Ban Ki-moon croit en la victoire sur le paludisme

Afriquinfos Editeur
3 Min de Lecture

« Depuis l’adoption, en 2000, par les chefs d’État et de gouvernement des "Objectifs du Millénaire pour le développement", un vaste partenariat de gouvernements, d’entités des Nations Unies, d’associations philanthropiques et d’entreprises s’est constitué pour protéger des centaines de personnes du paludisme (…) Ce qui a permis d’éviter plus d’un million de décès », décrit Ban Ki-moon en présentant le tableau de la maladie dans le monde.

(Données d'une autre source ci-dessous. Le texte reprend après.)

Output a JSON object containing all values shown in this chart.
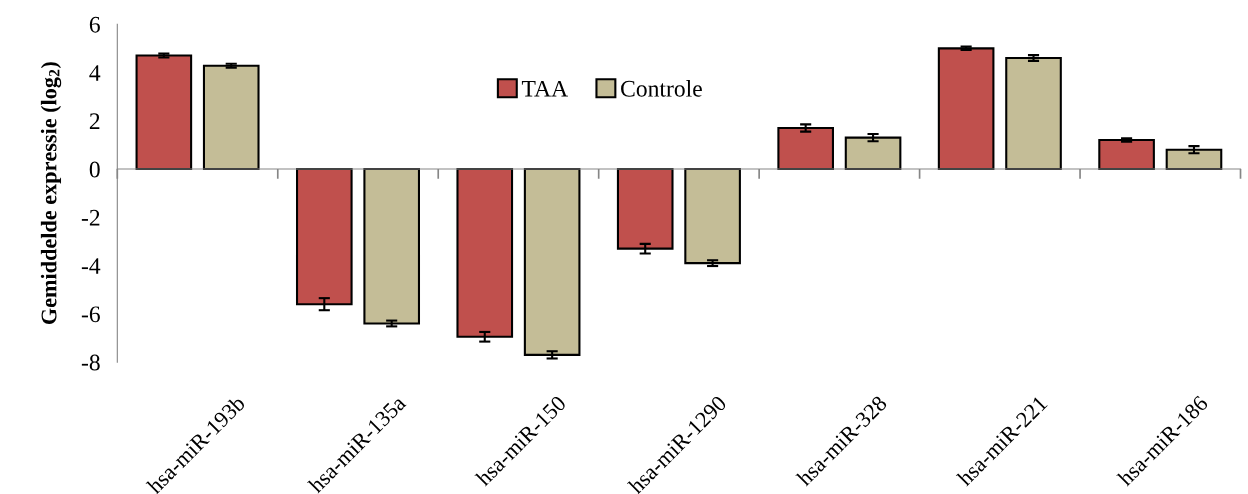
{
  "chart_data": {
    "type": "bar",
    "ylabel": "Gemiddelde expressie (log$_{2}$)",
    "categories": [
      "hsa-miR-193b",
      "hsa-miR-135a",
      "hsa-miR-150",
      "hsa-miR-1290",
      "hsa-miR-328",
      "hsa-miR-221",
      "hsa-miR-186"
    ],
    "series": [
      {
        "name": "TAA",
        "color": "#c0504d",
        "values": [
          4.7,
          -5.6,
          -6.95,
          -3.3,
          1.7,
          5.0,
          1.2
        ],
        "errors": [
          0.08,
          0.25,
          0.2,
          0.2,
          0.15,
          0.07,
          0.07
        ]
      },
      {
        "name": "Controle",
        "color": "#c4bd97",
        "values": [
          4.28,
          -6.4,
          -7.7,
          -3.9,
          1.3,
          4.6,
          0.8
        ],
        "errors": [
          0.08,
          0.12,
          0.15,
          0.12,
          0.15,
          0.12,
          0.15
        ]
      }
    ],
    "ylim": [
      -8,
      6
    ],
    "yticks": [
      -8,
      -6,
      -4,
      -2,
      0,
      2,
      4,
      6
    ],
    "legend": "top"
  }
}
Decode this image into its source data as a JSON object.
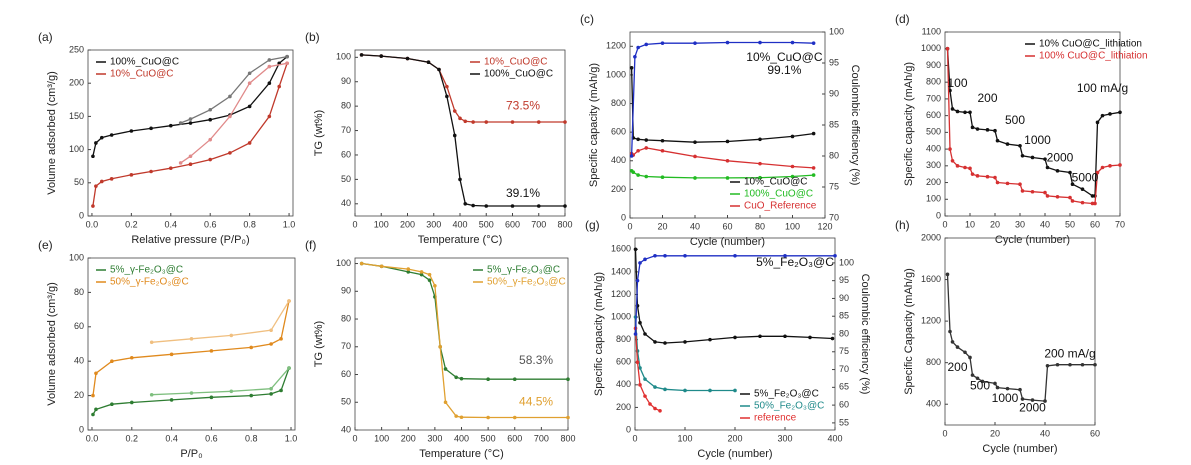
{
  "chart_data": [
    {
      "type": "line",
      "label": "(a)",
      "xlabel": "Relative pressure (P/P₀)",
      "ylabel": "Volume adsorbed (cm³/g)",
      "xlim": [
        -0.02,
        1.02
      ],
      "xticks": [
        {
          "value": 0,
          "label": "0.0"
        },
        0.2,
        0.4,
        0.6,
        0.8,
        {
          "value": 1,
          "label": "1.0"
        }
      ],
      "ylim": [
        0,
        250
      ],
      "yticks": [
        0,
        50,
        100,
        150,
        200,
        250
      ],
      "legend": "upper left",
      "series": [
        {
          "name": "100%_CuO@C",
          "color": "#111111",
          "x": [
            0.005,
            0.02,
            0.05,
            0.1,
            0.2,
            0.3,
            0.4,
            0.5,
            0.6,
            0.7,
            0.8,
            0.9,
            0.95,
            0.99
          ],
          "values": [
            90,
            110,
            118,
            122,
            128,
            132,
            136,
            140,
            145,
            152,
            165,
            200,
            230,
            240
          ]
        },
        {
          "name": "10%_CuO@C",
          "color": "#c0392b",
          "x": [
            0.005,
            0.02,
            0.05,
            0.1,
            0.2,
            0.3,
            0.4,
            0.5,
            0.6,
            0.7,
            0.8,
            0.9,
            0.95,
            0.99
          ],
          "values": [
            15,
            45,
            52,
            56,
            62,
            67,
            72,
            78,
            85,
            95,
            110,
            150,
            195,
            230
          ]
        },
        {
          "color": "#777777",
          "x": [
            0.99,
            0.9,
            0.8,
            0.7,
            0.6,
            0.5,
            0.45
          ],
          "values": [
            240,
            235,
            215,
            180,
            160,
            146,
            140
          ]
        },
        {
          "color": "#e08a8a",
          "x": [
            0.99,
            0.9,
            0.8,
            0.7,
            0.6,
            0.5,
            0.45
          ],
          "values": [
            230,
            225,
            200,
            150,
            115,
            90,
            80
          ]
        }
      ]
    },
    {
      "type": "line",
      "label": "(b)",
      "xlabel": "Temperature (°C)",
      "ylabel": "TG (wt%)",
      "xlim": [
        0,
        800
      ],
      "xticks": [
        0,
        100,
        200,
        300,
        400,
        500,
        600,
        700,
        800
      ],
      "ylim": [
        35,
        103
      ],
      "yticks": [
        40,
        50,
        60,
        70,
        80,
        90,
        100
      ],
      "legend": "upper right",
      "series": [
        {
          "name": "10%_CuO@C",
          "color": "#c0392b",
          "x": [
            25,
            100,
            200,
            280,
            320,
            350,
            380,
            400,
            420,
            450,
            500,
            600,
            700,
            800
          ],
          "values": [
            101,
            100.5,
            99.5,
            98,
            95,
            88,
            78,
            75,
            73.8,
            73.5,
            73.5,
            73.5,
            73.5,
            73.5
          ]
        },
        {
          "name": "100%_CuO@C",
          "color": "#111111",
          "x": [
            25,
            100,
            200,
            280,
            320,
            350,
            380,
            400,
            420,
            450,
            500,
            600,
            700,
            800
          ],
          "values": [
            101,
            100.5,
            99.5,
            98,
            95,
            84,
            68,
            50,
            40,
            39.3,
            39.1,
            39.1,
            39.1,
            39.1
          ]
        }
      ],
      "annotations": [
        {
          "text": "73.5%",
          "color": "#c0392b"
        },
        {
          "text": "39.1%",
          "color": "#111111"
        }
      ]
    },
    {
      "type": "line",
      "label": "(c)",
      "xlabel": "Cycle (number)",
      "ylabel": "Specific capacity (mAh/g)",
      "y2label": "Coulombic efficiency (%)",
      "xlim": [
        0,
        120
      ],
      "xticks": [
        0,
        20,
        40,
        60,
        80,
        100,
        120
      ],
      "ylim": [
        0,
        1300
      ],
      "yticks": [
        0,
        200,
        400,
        600,
        800,
        1000,
        1200
      ],
      "y2lim": [
        70,
        100
      ],
      "y2ticks": [
        70,
        75,
        80,
        85,
        90,
        95,
        100
      ],
      "legend": "lower right",
      "series": [
        {
          "name": "10%_CuO@C",
          "color": "#111111",
          "x": [
            1,
            2,
            5,
            10,
            20,
            40,
            60,
            80,
            100,
            113
          ],
          "values": [
            1050,
            560,
            550,
            545,
            540,
            530,
            535,
            550,
            570,
            590
          ]
        },
        {
          "name": "100%_CuO@C",
          "color": "#22bb22",
          "x": [
            1,
            2,
            5,
            10,
            20,
            40,
            60,
            80,
            100,
            113
          ],
          "values": [
            330,
            320,
            300,
            290,
            285,
            280,
            280,
            282,
            290,
            300
          ]
        },
        {
          "name": "CuO_Reference",
          "color": "#d63031",
          "x": [
            1,
            2,
            5,
            10,
            20,
            40,
            60,
            80,
            100,
            113
          ],
          "values": [
            450,
            440,
            470,
            490,
            470,
            430,
            400,
            380,
            360,
            350
          ]
        },
        {
          "color": "#1f2fc4",
          "axis": "y2",
          "x": [
            1,
            3,
            5,
            10,
            20,
            40,
            60,
            80,
            100,
            113
          ],
          "values": [
            80,
            96,
            97.5,
            98,
            98.2,
            98.2,
            98.3,
            98.3,
            98.3,
            98.2
          ]
        }
      ],
      "annotations": [
        {
          "text": "10%_CuO@C",
          "color": "#111111"
        },
        {
          "text": "99.1%",
          "color": "#111111"
        }
      ]
    },
    {
      "type": "line",
      "label": "(d)",
      "xlabel": "Cycle (number)",
      "ylabel": "Specific capacity (mAh/g)",
      "xlim": [
        0,
        70
      ],
      "xticks": [
        0,
        10,
        20,
        30,
        40,
        50,
        60,
        70
      ],
      "ylim": [
        0,
        1100
      ],
      "yticks": [
        0,
        100,
        200,
        300,
        400,
        500,
        600,
        700,
        800,
        900,
        1000,
        1100
      ],
      "legend": "upper right",
      "series": [
        {
          "name": "10% CuO@C_lithiation",
          "color": "#111111",
          "x": [
            1,
            2,
            3,
            5,
            8,
            10,
            11,
            13,
            17,
            20,
            21,
            25,
            30,
            31,
            35,
            40,
            41,
            45,
            50,
            51,
            55,
            59,
            60,
            61,
            63,
            66,
            70
          ],
          "values": [
            1000,
            750,
            640,
            625,
            620,
            620,
            530,
            520,
            515,
            510,
            450,
            430,
            420,
            360,
            350,
            340,
            290,
            270,
            260,
            190,
            160,
            120,
            120,
            560,
            600,
            610,
            620
          ]
        },
        {
          "name": "100% CuO@C_lithiation",
          "color": "#d63031",
          "x": [
            1,
            2,
            3,
            5,
            8,
            10,
            11,
            13,
            17,
            20,
            21,
            25,
            30,
            31,
            35,
            40,
            41,
            45,
            50,
            51,
            55,
            59,
            60,
            61,
            63,
            66,
            70
          ],
          "values": [
            1000,
            400,
            330,
            300,
            290,
            285,
            250,
            240,
            235,
            230,
            200,
            195,
            190,
            150,
            145,
            140,
            120,
            115,
            110,
            90,
            80,
            75,
            75,
            260,
            290,
            300,
            305
          ]
        }
      ],
      "annotations": [
        {
          "text": "100",
          "color": "#111111"
        },
        {
          "text": "200",
          "color": "#111111"
        },
        {
          "text": "500",
          "color": "#111111"
        },
        {
          "text": "1000",
          "color": "#111111"
        },
        {
          "text": "2000",
          "color": "#111111"
        },
        {
          "text": "5000",
          "color": "#111111"
        },
        {
          "text": "100 mA/g",
          "color": "#111111"
        }
      ]
    },
    {
      "type": "line",
      "label": "(e)",
      "xlabel": "P/P₀",
      "ylabel": "Volume adsorbed (cm³/g)",
      "xlim": [
        -0.02,
        1.02
      ],
      "xticks": [
        {
          "value": 0,
          "label": "0.0"
        },
        0.2,
        0.4,
        0.6,
        0.8,
        {
          "value": 1,
          "label": "1.0"
        }
      ],
      "ylim": [
        0,
        100
      ],
      "yticks": [
        0,
        20,
        40,
        60,
        80,
        100
      ],
      "legend": "upper left",
      "series": [
        {
          "name": "5%_γ-Fe₂O₃@C",
          "color": "#2e7d32",
          "x": [
            0.005,
            0.02,
            0.1,
            0.2,
            0.4,
            0.6,
            0.8,
            0.9,
            0.95,
            0.99
          ],
          "values": [
            9,
            12,
            15,
            16,
            17.5,
            19,
            20,
            21,
            23,
            36
          ]
        },
        {
          "name": "50%_γ-Fe₂O₃@C",
          "color": "#e08a1e",
          "x": [
            0.005,
            0.02,
            0.1,
            0.2,
            0.4,
            0.6,
            0.8,
            0.9,
            0.95,
            0.99
          ],
          "values": [
            20,
            33,
            40,
            42,
            44,
            46,
            48,
            50,
            53,
            75
          ]
        },
        {
          "color": "#7fbf7f",
          "x": [
            0.99,
            0.9,
            0.7,
            0.5,
            0.3
          ],
          "values": [
            36,
            24,
            22.5,
            21.5,
            20.5
          ]
        },
        {
          "color": "#f0bf80",
          "x": [
            0.99,
            0.9,
            0.7,
            0.5,
            0.3
          ],
          "values": [
            75,
            58,
            55,
            53,
            51
          ]
        }
      ]
    },
    {
      "type": "line",
      "label": "(f)",
      "xlabel": "Temperature (°C)",
      "ylabel": "TG (wt%)",
      "xlim": [
        0,
        800
      ],
      "xticks": [
        0,
        100,
        200,
        300,
        400,
        500,
        600,
        700,
        800
      ],
      "ylim": [
        40,
        102
      ],
      "yticks": [
        40,
        50,
        60,
        70,
        80,
        90,
        100
      ],
      "legend": "upper right",
      "series": [
        {
          "name": "5%_γ-Fe₂O₃@C",
          "color": "#2e7d32",
          "x": [
            25,
            100,
            200,
            250,
            280,
            300,
            320,
            340,
            380,
            400,
            500,
            600,
            800
          ],
          "values": [
            100,
            99,
            97,
            96,
            94,
            88,
            70,
            62,
            59,
            58.5,
            58.3,
            58.3,
            58.3
          ]
        },
        {
          "name": "50%_γ-Fe₂O₃@C",
          "color": "#e0a030",
          "x": [
            25,
            100,
            200,
            250,
            280,
            300,
            320,
            340,
            380,
            400,
            500,
            600,
            800
          ],
          "values": [
            100,
            99,
            98,
            97,
            96,
            92,
            70,
            50,
            45,
            44.6,
            44.5,
            44.5,
            44.5
          ]
        }
      ],
      "annotations": [
        {
          "text": "58.3%",
          "color": "#555555"
        },
        {
          "text": "44.5%",
          "color": "#e0a030"
        }
      ]
    },
    {
      "type": "line",
      "label": "(g)",
      "xlabel": "Cycle (number)",
      "ylabel": "Specific capacity (mAh/g)",
      "y2label": "Coulombic efficiency (%)",
      "xlim": [
        0,
        400
      ],
      "xticks": [
        0,
        100,
        200,
        300,
        400
      ],
      "ylim": [
        0,
        1700
      ],
      "yticks": [
        0,
        200,
        400,
        600,
        800,
        1000,
        1200,
        1400,
        1600
      ],
      "y2lim": [
        53,
        107
      ],
      "y2ticks": [
        55,
        60,
        65,
        70,
        75,
        80,
        85,
        90,
        95,
        100
      ],
      "legend": "lower right",
      "series": [
        {
          "name": "5%_Fe₂O₃@C",
          "color": "#111111",
          "x": [
            1,
            5,
            10,
            20,
            40,
            60,
            100,
            150,
            200,
            250,
            300,
            350,
            395
          ],
          "values": [
            1600,
            1100,
            950,
            850,
            780,
            770,
            780,
            800,
            820,
            830,
            830,
            820,
            810
          ]
        },
        {
          "name": "50%_Fe₂O₃@C",
          "color": "#1f8a8a",
          "x": [
            1,
            5,
            10,
            20,
            40,
            60,
            100,
            150,
            200
          ],
          "values": [
            1000,
            700,
            550,
            450,
            380,
            360,
            350,
            350,
            350
          ]
        },
        {
          "name": "reference",
          "color": "#e03030",
          "x": [
            1,
            5,
            10,
            20,
            30,
            40,
            50
          ],
          "values": [
            900,
            600,
            400,
            300,
            230,
            190,
            170
          ]
        },
        {
          "color": "#1f2fc4",
          "axis": "y2",
          "x": [
            1,
            5,
            10,
            20,
            40,
            60,
            100,
            200,
            300,
            400
          ],
          "values": [
            80,
            95,
            100,
            101,
            102,
            102,
            102,
            102,
            102,
            102
          ]
        }
      ],
      "annotations": [
        {
          "text": "5%_Fe₂O₃@C",
          "color": "#111111"
        }
      ]
    },
    {
      "type": "line",
      "label": "(h)",
      "xlabel": "Cycle (number)",
      "ylabel": "Specific Capacity (mAh/g)",
      "xlim": [
        0,
        60
      ],
      "xticks": [
        0,
        20,
        40,
        60
      ],
      "ylim": [
        200,
        2000
      ],
      "yticks": [
        400,
        800,
        1200,
        1600,
        2000
      ],
      "series": [
        {
          "color": "#333333",
          "x": [
            1,
            2,
            3,
            5,
            8,
            10,
            11,
            13,
            15,
            20,
            21,
            25,
            30,
            31,
            35,
            40,
            41,
            45,
            50,
            55,
            60
          ],
          "values": [
            1650,
            1100,
            1000,
            950,
            900,
            850,
            680,
            650,
            620,
            600,
            560,
            550,
            540,
            450,
            440,
            430,
            770,
            780,
            780,
            780,
            780
          ]
        }
      ],
      "annotations": [
        {
          "text": "200",
          "color": "#111111"
        },
        {
          "text": "500",
          "color": "#111111"
        },
        {
          "text": "1000",
          "color": "#111111"
        },
        {
          "text": "2000",
          "color": "#111111"
        },
        {
          "text": "200 mA/g",
          "color": "#111111"
        }
      ]
    }
  ]
}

« L’objectif du Millénaire consistant à arrêter et inverser la progression du paludisme se concrétise, 50 pays étant en voie de réduire d’ici à 2015 la charge de morbidité du paludisme de 75 % au moins. Des difficultés majeures subsistent cependant. Le paludisme continue de prélever un très lourd tribut dans les pays les moins avancés –principalement en Afrique – et des millions de personnes n’ont toujours pas accès à des interventions vitales », a détaillé ce diplomate sud-coréen en focalisant ses interventions sur le continent noir. « En Afrique, un enfant succombe chaque minute au paludisme. Du fait de la faiblesse des systèmes de surveillance, de nombreux cas sont insuffisamment déclarés, et les gouvernements et l’Organisation mondiale de la Santé disposent de trop peu d’informations sur les zones impaludées et l’évolution des tendances, malgré les améliorations enregistrées dans la collecte de données », déplore le numéro un de l’Onu. En mettant en avant un nouvel élément : « L’apparition d’une résistance du parasite paludique aux médicaments et celle des moustiques aux insecticides entrave l’action de lutte contre une menace qui pèse en permanence sur les vies et la productivité des Etats », renforce M. Ki-moon.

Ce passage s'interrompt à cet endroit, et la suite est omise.